Irrespective of your field or your years of experience, your bedside manner is what will set you apart from other nurses and provide better health outcomes for your patients.
A good bedside manner is an invaluable tool
As we all know, having a good bedside manner helps build a trusting relationship with patients. In nursing school, our lecturers explain how we should behave at a patient’s bedside. They tell us to be kind, caring and respectful. Hearing this instruction is helpful, but being able to practice it face-to-face with patients is an invaluable lesson. What we learn through nursing, is that patients want to know you respect them and genuinely care. They feel vulnerable while in the hospital and sometimes do not understand the medical terminology used by healthcare professionals. Often, patients’ family members feel a similar sense of vulnerability and helplessness. Having a good bedside manner can help us ease their feelings of vulnerability and tackle their challenges. You can make all the difference by developing a good side manner, as it may stop someone from feeling lonely or afraid.
As a nurse, the way you approach patients and the kind of relationship you develop, can have a measurable effect on how they feel about their illness, current environment and treatment. All this can impact their health outcomes. A good nurse-client relationship is essential in ensuring quality patient care, with communication being the key in making it possible for the patient to feel good and recover. How is your nurse bedside manner?
Here are 8 tips in developing a good bedside manner:
Patients appreciate when you enter the room with a smile, it can make a patient’s day better. A smile immediately lets patients know that you’re approachable and it creates a level of openness and trust. A patient having a bad day does not need the added stress of having a nurse with a negative attitude. It is not always appropriate to enter a patient’s room with a smile on your face, but we can always present a positive attitude and give off positive energy. This is something that we need to learn and perfect.
2. MAINTAIN YOUR FOCUS
It is important to leave our personal problems at home in order to provide excellent patient-centered care to the best of our abilities. By starting out the day with patients, not ourselves – as our primary focus, we can give them our undivided attention. Develop a couple of simple conversational openers such as ‘Good Morning, I’m Allison your nurse. How are you feeling this morning?’ or ‘Is there anything you want to specifically talk about before I check your chart?’ This way you’re inviting your patient to share information.

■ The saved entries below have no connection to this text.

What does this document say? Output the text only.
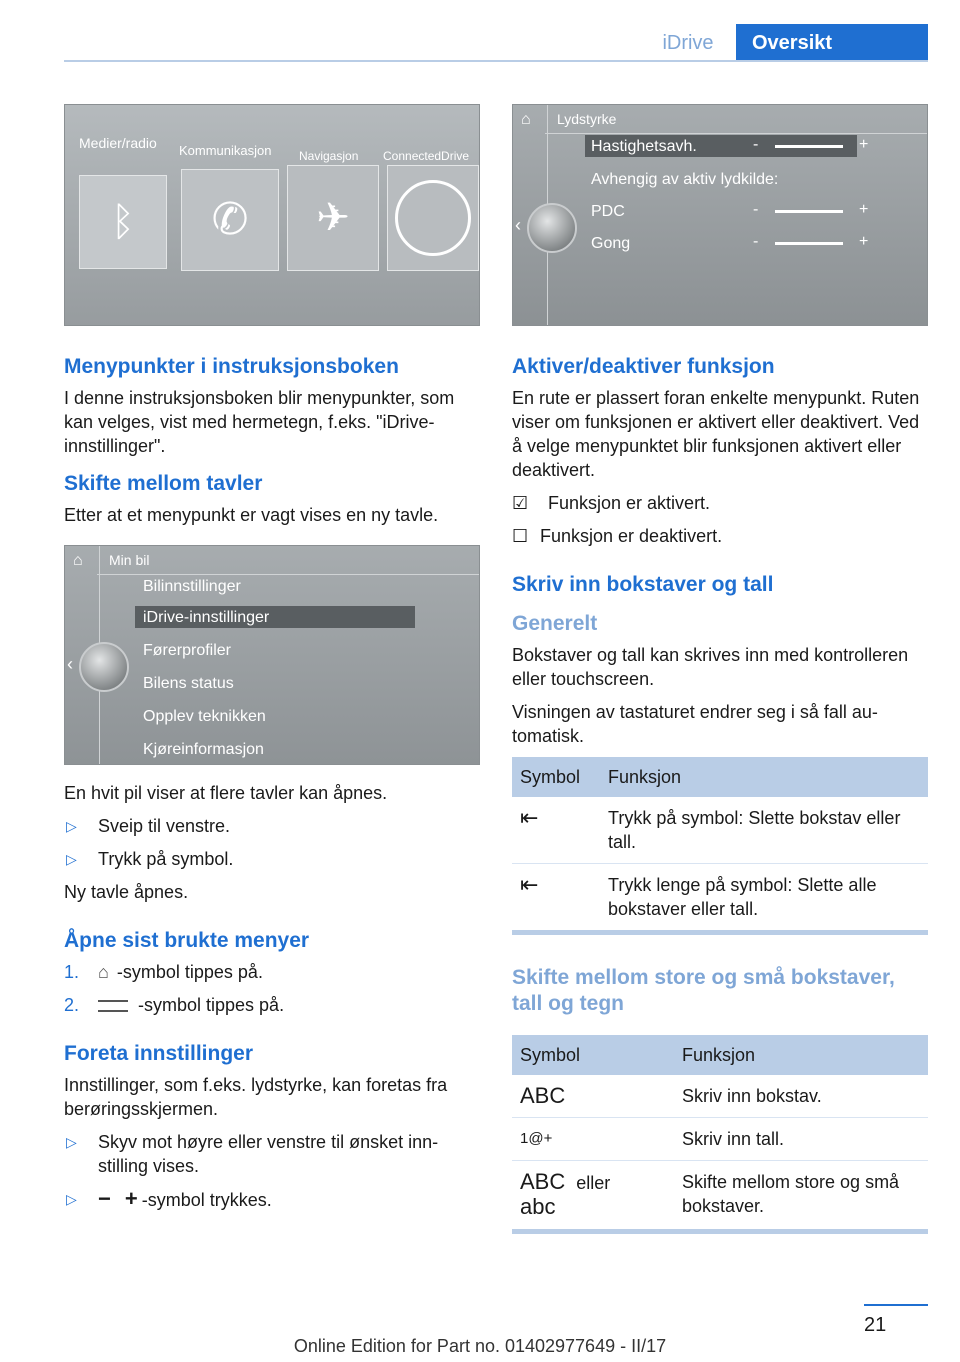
iDrive	Oversikt
Medier/radio Kommunikasjon Navigasjon ConnectedDrive
ᛒ	✆	✈
Menypunkter i instruksjonsboken

I denne instruksjonsboken blir menypunkter, som kan velges, vist med hermetegn, f.eks. "iDrive-innstillinger".

Skifte mellom tavler

Etter at et menypunkt er vagt vises en ny tavle.

⌂ Min bil
Bilinnstillinger
iDrive-innstillinger
Førerprofiler
Bilens status
Opplev teknikken
Kjøreinformasjon
‹

En hvit pil viser at flere tavler kan åpnes.

▷ Sveip til venstre.
▷ Trykk på symbol.

Ny tavle åpnes.

Åpne sist brukte menyer
1. ⌂ -symbol tippes på.
2.	-symbol tippes på.
Foreta innstillinger

Innstillinger, som f.eks. lydstyrke, kan foretas fra berøringsskjermen.

▷ Skyv mot høyre eller venstre til ønsket innstilling vises.
▷ − + -symbol trykkes.
⌂ Lydstyrke
Hastighetsavh.	-	+
Avhengig av aktiv lydkilde:
PDC	-	+
Gong	-	+
‹
Aktiver/deaktiver funksjon

En rute er plassert foran enkelte menypunkt. Ruten viser om funksjonen er aktivert eller deaktivert. Ved å velge menypunktet blir funksjonen aktivert eller deaktivert.

☑ Funksjon er aktivert.

☐ Funksjon er deaktivert.

Skriv inn bokstaver og tall
Generelt

Bokstaver og tall kan skrives inn med kontrolleren eller touchscreen.

Visningen av tastaturet endrer seg i så fall automatisk.

Symbol	Funksjon
⇤	Trykk på symbol: Slette bokstav eller tall.
⇤	Trykk lenge på symbol: Slette alle bokstaver eller tall.
Skifte mellom store og små bokstaver, tall og tegn
Symbol	Funksjon
ABC	Skriv inn bokstav.
1@+	Skriv inn tall.
ABC eller
abc	Skifte mellom store og små bokstaver.
21
Online Edition for Part no. 01402977649 - II/17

3. PRACTICE ACTIVE LISTENING
Active listening requires your full concentration on what a patient is saying and on their body language, so you can thoroughly understand their needs and questions. This practice is extremely important; it gives us the information we need to be effective patient advocates. We also must give our full attention to family members in order to help them cope with a patient’s illness. Pay particular attention to the words your patient is using, how they speak, the gestures, body language expressions. These can tell you a lot about whether they’re tired, potentially uncomfortable, and give you reasons to ask more questions.
4. SHOW RESPECT
Respect can be demonstrated in several ways. For instance, if you are not familiar with a patient’s cultural practices, do some research and find out what you need to know in order to respect their wishes and those of family members. Also, if a patient wants to speak to another team member about a procedure, the care plan or anything else, make sure you follow up on that request on your patient’s behalf. When you tell a patient, you are going to do something for them, do it!
5. ASK QUESTIONS
I was once advised by a NUM, when you enter a patient’s room ask “How are you feeling today?” and “What are your goals and how can I help you to accomplish them?” When you are leaving the room ask, “Is there anything else I can help you with before I leave?” Be sure to mean what you say and maintain eye contact as you speak with a patient, rather than asking the questions as you are just about to leave the room.
6. KEEP EYE CONTACT
Eye contact helps build trust and a genuine person-to-person connection. Take a dive, and look your patients in the eye. Pause between questions if you’re charting or taking notes, and take time to make eye contact.
Along with communication skills, instilling empathy in nursing is key.
Patients feel heard, supported, cared for and validated when someone is taking the time to truly walk through the steps of empathy with them. Rather than focus on fixing or making patients and their loved ones feel better, shifting that focus to just feeling with them can be significantly more meaningful.
Empathy is necessary for a healthcare provider to connect with patients and, at times, can be more effective in-patient care than technical ability. In fact, one of the strongest arguments for empathy in the healthcare setting is the strong correlation between having a good patient-provider relationship and a positive treatment outcome.
8. NON-VERBAL CUES
Sometimes a patient’s body language tells a very different story. The patient avoiding eye contact, facial expressions, gestures or posture are all signs of someone who is not at all fine. Non-verbal cues are nearly impossible to fake, often paint a picture of what’s really going, and are more accurate than words. When used with awareness, non-verbal communication is a powerful way to build rapport and strengthen nurse-patient relationships.
It’s always important to remember that not only are nurses are vital health carers they are also advocates for patients in many instances. By developing a good bedside manner, you can not only provide a better experience for patients, but you can learn to gather critical information which can be passed onto your peers so that the best outcomes can be delivered every time.